[edit]
Confidence-Aware Contrastive Distillation for Test-time Prompt Tuning
Proceedings of 2025 2nd International Conference on Machine Learning and Intelligent Computing, PMLR 278:660-666, 2025.
Abstract
Pre-trained vision-language models like CLIP have shown strong performance on various visual recognition tasks but often suffer from poor generalization under distribution shifts. Test-Time Prompt Tuning (TPT) is a promising solution that adapts prompt embeddings during inference using entropy minimization on unlabeled test data, while keeping the vision and text encoders frozen. However, entropy-based tuning lacks structural regularization and can lead to overconfident misclassifications.
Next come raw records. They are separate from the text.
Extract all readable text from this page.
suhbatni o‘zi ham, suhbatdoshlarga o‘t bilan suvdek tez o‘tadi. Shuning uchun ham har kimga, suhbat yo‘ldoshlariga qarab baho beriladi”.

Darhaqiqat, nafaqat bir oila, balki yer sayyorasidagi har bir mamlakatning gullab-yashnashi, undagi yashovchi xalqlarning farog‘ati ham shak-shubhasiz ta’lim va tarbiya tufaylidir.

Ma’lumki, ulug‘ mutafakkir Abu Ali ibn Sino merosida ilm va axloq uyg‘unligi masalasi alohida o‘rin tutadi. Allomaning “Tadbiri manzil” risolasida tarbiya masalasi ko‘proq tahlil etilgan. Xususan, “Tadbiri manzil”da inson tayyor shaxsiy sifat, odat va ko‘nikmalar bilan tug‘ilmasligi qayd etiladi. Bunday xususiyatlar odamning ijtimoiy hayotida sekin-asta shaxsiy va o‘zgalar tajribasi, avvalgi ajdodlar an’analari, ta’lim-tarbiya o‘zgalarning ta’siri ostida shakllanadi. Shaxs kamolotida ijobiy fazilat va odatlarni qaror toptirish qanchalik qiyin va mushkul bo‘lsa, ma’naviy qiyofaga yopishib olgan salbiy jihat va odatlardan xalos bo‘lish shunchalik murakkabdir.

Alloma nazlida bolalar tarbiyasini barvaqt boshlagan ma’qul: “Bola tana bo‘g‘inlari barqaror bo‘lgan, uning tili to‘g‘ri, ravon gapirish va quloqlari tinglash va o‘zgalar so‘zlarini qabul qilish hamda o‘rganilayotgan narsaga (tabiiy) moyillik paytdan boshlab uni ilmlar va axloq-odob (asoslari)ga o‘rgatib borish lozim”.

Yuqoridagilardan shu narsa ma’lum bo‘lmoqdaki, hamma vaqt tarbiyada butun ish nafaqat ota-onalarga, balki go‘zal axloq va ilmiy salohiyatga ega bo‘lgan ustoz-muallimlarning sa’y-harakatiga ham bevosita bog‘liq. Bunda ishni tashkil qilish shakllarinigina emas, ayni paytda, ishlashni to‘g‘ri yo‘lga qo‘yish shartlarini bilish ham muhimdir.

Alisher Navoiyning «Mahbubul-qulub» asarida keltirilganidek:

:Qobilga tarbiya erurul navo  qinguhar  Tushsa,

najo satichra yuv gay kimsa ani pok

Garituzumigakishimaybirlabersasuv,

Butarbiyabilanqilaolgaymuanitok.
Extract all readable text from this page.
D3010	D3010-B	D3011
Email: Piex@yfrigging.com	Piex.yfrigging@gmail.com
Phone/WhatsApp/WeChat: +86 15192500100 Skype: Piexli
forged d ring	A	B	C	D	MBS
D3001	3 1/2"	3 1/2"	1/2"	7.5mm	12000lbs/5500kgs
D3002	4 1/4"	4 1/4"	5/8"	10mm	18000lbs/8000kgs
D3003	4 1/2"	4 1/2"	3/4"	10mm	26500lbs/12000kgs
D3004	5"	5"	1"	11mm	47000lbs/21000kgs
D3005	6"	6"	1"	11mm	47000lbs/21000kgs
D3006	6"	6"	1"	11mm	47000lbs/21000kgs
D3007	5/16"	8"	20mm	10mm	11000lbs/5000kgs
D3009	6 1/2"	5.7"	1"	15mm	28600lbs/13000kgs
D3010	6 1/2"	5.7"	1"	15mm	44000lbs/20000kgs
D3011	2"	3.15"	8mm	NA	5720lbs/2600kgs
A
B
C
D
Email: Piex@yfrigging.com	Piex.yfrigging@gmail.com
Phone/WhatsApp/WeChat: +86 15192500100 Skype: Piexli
In this paper, we introduce Confidence-Aware Contrastive Distillation (CaCoD), a lightweight and effective approach to improve the robustness and calibration of TPT. Our method leverages the confidence structure of test-time predictions by identifying high- and low-confidence samples, and aligning their feature representations through a contrastive distillation loss. This encourages semantically meaningful updates to the prompt embeddings without requiring labels or retraining. Experiments across 11 fine-grained datasets demonstrate that CaCoD consistently reduces calibration error and improves predictive reliability, while maintaining strong accuracy. Our approach is model-agnostic and easily pluggable into existing TPT pipelines.